Jeannine Diesch 1 , Elaine Sanij 1 , Jason Ellul 1 , Izhak Haviv 2 , Chris Love 3 , Eugene Tulchinsky 4 , John M Mariadason 5 , Oliver Sieber 3 , Ross D Hannan 1 , Amardeep S Dhillon 1
  1. PeterMac Callum Cancer Centre, Melbourne, Vic, Australia
  2. Faculty of Medicine, Bar-Ilan University, Ramat Gan, Israel
  3. Ludwig Institute for Cancer Research, Parkville Branch, Melbourne, Australia
  4. Cancer Studies and Molecular Medicine, University of Leicester, Leicester, United Kingdom
  5. Ludwig Institute for Cancer Research, Austin Health Heidelberg, Melbourne, Australia

Colorectal cancer (CRC) is the third most common cancer worldwide with invasion and metastatic spread as primary causes of death from this disease. Fos related antigen-1 (Fra-1) is an AP-1 transcription factor frequently over-expressed in a variety of cancers and plays a critical role in driving CRC cell migration and invasion. The aims of this study were to unravel genetic programs orchestrated by Fra-1 in invasive CRC cells.
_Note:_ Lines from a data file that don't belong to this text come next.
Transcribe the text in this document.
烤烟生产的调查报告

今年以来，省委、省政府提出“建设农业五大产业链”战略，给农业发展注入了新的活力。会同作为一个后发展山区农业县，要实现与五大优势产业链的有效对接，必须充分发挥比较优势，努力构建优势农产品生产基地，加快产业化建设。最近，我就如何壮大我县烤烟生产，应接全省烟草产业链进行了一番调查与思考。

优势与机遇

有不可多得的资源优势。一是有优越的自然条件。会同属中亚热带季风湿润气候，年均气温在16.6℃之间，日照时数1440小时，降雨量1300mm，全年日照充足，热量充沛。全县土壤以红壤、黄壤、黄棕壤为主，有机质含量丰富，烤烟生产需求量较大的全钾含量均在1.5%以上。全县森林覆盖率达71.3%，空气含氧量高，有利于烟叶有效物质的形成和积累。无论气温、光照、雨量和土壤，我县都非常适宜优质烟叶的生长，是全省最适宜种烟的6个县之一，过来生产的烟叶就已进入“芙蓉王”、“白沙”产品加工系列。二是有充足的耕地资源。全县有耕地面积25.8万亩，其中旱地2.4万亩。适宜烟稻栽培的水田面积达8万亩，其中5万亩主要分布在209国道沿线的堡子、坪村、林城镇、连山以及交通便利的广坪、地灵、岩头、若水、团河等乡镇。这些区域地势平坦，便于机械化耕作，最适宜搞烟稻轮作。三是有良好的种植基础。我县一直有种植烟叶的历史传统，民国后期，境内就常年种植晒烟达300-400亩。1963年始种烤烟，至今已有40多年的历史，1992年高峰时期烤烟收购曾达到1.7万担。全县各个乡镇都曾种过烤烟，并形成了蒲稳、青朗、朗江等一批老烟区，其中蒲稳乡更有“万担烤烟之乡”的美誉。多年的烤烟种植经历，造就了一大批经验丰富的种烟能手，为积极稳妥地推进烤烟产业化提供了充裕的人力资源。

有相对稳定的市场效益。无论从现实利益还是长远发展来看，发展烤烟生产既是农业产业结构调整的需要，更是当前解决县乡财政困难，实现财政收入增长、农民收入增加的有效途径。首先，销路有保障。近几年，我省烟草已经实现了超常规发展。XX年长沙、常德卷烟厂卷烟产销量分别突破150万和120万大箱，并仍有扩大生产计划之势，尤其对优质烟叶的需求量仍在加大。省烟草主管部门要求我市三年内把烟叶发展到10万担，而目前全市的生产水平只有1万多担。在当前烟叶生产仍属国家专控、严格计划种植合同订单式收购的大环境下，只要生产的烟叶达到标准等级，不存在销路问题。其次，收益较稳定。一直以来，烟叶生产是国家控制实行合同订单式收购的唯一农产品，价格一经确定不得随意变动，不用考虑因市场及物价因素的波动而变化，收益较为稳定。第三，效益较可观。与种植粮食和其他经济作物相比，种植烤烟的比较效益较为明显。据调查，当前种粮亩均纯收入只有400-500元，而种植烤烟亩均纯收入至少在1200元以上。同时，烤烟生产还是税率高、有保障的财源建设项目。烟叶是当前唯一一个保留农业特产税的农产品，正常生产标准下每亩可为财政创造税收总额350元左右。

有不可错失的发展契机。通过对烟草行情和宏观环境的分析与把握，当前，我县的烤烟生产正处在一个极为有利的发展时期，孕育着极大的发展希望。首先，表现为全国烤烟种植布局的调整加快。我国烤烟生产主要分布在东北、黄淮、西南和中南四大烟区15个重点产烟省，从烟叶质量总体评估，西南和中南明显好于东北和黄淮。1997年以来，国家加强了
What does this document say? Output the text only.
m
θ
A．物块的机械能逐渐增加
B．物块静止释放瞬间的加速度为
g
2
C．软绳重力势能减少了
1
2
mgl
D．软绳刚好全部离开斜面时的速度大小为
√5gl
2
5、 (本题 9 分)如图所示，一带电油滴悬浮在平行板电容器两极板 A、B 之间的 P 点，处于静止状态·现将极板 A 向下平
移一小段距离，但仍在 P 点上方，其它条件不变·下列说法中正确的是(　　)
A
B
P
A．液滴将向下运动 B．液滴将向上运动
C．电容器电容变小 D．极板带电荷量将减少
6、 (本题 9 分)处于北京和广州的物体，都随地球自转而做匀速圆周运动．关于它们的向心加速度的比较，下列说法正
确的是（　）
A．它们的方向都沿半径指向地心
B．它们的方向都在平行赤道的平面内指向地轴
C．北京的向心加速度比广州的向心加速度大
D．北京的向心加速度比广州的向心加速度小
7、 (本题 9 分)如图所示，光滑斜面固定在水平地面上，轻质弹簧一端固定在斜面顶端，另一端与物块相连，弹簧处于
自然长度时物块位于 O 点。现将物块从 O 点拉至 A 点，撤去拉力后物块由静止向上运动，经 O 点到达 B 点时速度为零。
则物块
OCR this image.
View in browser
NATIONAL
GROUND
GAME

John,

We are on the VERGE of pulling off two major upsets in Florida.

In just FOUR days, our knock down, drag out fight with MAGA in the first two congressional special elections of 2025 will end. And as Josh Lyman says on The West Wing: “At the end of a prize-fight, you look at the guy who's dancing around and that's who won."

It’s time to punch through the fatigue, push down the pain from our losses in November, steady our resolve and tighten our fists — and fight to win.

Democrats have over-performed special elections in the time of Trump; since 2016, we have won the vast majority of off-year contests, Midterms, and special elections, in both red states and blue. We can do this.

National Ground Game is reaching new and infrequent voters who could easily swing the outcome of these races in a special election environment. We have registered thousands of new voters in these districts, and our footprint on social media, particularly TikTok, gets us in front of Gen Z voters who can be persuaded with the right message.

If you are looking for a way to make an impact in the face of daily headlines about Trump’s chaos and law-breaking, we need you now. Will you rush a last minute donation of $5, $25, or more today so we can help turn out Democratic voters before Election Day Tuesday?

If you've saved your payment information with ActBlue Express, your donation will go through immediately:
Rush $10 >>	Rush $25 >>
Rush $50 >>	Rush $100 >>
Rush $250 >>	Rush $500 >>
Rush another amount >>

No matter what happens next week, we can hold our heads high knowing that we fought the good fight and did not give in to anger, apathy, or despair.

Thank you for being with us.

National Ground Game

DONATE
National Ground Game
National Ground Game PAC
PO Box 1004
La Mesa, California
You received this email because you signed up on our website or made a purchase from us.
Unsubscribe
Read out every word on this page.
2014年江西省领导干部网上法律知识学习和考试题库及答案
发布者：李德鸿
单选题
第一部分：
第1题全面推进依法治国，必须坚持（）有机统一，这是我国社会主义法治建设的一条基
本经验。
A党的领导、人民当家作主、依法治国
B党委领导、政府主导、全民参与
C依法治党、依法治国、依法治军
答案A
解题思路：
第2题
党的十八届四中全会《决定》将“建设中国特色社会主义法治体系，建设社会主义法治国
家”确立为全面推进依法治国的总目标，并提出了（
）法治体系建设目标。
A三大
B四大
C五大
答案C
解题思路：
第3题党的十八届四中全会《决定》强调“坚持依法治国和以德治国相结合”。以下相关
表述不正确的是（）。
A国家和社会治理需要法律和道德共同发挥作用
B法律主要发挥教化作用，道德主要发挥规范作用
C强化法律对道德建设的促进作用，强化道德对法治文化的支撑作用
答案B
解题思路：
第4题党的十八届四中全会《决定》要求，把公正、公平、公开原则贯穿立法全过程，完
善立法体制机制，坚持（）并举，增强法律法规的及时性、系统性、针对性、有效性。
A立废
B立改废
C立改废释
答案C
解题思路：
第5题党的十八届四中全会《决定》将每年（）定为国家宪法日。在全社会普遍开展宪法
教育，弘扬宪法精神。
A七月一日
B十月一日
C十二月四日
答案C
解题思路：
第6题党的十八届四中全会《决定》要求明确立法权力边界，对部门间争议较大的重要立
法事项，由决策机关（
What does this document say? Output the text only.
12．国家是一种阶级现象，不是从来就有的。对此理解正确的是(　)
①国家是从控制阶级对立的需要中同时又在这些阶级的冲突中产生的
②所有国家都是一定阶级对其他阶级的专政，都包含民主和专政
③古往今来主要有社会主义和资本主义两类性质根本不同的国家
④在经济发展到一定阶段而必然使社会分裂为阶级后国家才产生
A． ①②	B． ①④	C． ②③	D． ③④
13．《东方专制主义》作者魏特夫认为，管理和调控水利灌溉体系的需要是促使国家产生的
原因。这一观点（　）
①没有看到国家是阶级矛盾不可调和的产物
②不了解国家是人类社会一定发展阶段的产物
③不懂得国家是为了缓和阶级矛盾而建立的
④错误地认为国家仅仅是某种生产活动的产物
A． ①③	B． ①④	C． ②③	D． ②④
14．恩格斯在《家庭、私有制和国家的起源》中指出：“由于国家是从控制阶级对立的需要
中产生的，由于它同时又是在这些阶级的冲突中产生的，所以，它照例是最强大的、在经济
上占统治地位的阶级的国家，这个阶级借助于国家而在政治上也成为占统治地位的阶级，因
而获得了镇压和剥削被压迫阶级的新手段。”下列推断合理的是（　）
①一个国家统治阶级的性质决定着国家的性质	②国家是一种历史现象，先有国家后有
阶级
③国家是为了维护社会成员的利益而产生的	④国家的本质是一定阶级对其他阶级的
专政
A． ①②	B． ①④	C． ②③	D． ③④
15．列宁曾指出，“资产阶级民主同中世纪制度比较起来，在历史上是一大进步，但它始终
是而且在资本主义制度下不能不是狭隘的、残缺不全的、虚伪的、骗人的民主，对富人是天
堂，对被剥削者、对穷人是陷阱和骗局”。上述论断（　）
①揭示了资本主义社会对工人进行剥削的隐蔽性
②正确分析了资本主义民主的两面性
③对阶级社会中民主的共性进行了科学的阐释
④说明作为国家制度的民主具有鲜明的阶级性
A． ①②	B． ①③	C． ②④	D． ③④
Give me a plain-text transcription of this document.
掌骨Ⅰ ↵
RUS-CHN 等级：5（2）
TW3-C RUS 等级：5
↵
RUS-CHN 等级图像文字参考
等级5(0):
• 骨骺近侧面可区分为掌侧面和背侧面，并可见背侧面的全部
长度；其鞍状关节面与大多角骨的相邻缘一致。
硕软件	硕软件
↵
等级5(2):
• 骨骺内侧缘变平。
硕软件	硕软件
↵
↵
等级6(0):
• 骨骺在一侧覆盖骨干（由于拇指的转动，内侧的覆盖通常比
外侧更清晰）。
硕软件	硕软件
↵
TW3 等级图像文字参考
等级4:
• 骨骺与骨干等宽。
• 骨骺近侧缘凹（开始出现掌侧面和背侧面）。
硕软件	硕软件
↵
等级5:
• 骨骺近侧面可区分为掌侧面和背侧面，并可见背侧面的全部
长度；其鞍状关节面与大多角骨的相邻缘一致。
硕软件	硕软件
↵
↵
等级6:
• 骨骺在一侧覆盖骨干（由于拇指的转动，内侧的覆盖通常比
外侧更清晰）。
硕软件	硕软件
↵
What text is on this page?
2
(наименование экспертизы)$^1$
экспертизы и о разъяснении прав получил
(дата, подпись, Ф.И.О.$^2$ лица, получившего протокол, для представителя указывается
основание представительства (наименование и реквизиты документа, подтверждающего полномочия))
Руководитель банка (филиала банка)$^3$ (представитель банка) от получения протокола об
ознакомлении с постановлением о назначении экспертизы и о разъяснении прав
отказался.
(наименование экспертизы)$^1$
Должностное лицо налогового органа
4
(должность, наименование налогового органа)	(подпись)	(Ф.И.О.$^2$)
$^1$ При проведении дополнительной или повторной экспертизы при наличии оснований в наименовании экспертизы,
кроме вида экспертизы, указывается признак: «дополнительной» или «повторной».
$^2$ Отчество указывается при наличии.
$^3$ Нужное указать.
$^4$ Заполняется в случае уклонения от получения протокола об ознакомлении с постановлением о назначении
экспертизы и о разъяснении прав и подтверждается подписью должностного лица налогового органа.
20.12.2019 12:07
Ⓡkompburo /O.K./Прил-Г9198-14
Stable silencing of Fra-1 in BE CRC cells resulted in dramatic morphological changes, with cells switching from a mesenchymal phenotype to an epithelial-like appearance and complete inhibition of cell migration and invasion. To determine how Fra-1 silencing invokes this striking phenotypic switch, we searched for its transcriptional targets in BE cells using a combination of microarrays to identify Fra-1-regulated genes, and ChIP-Seq to identify genomic binding sites of Fra-1.We found that Fra-1 is bound in close proximity to many genes identified in the microarrays and that the largest ontological class of genes over-represented in both datasets encoded proteins involved in a process describes as epithelial-mesenchymal transition (EMT) (termed Fra-1EMT genes). Amongst these, mesenchymal genes were suppressed upon Fra-1 silencing, whereas epithelial genes were up-regulated. Thus, stable silencing of Fra-1 leads to a reversal of EMT in BE cells. To determine whether changes in the expression of Fra-1EMT genes occur in primary CRCs, we performed unsupervised clustering on existing microarray data from stage B and C CRCs.This analysis demonstrated that the Fra-1EMT signature is associated with poor prognosis in CRC patients. Furthermore, histochemical staining of Fra-1 in CRC specimens revealed that Fra-1 expression is significantly enriched in budding tumour cells, which represent the invasive front of CRCs.

In conclusion, we demonstrate that Fra-1 is a key regulator of transcriptional programs required to maintain EMT in CRC cells.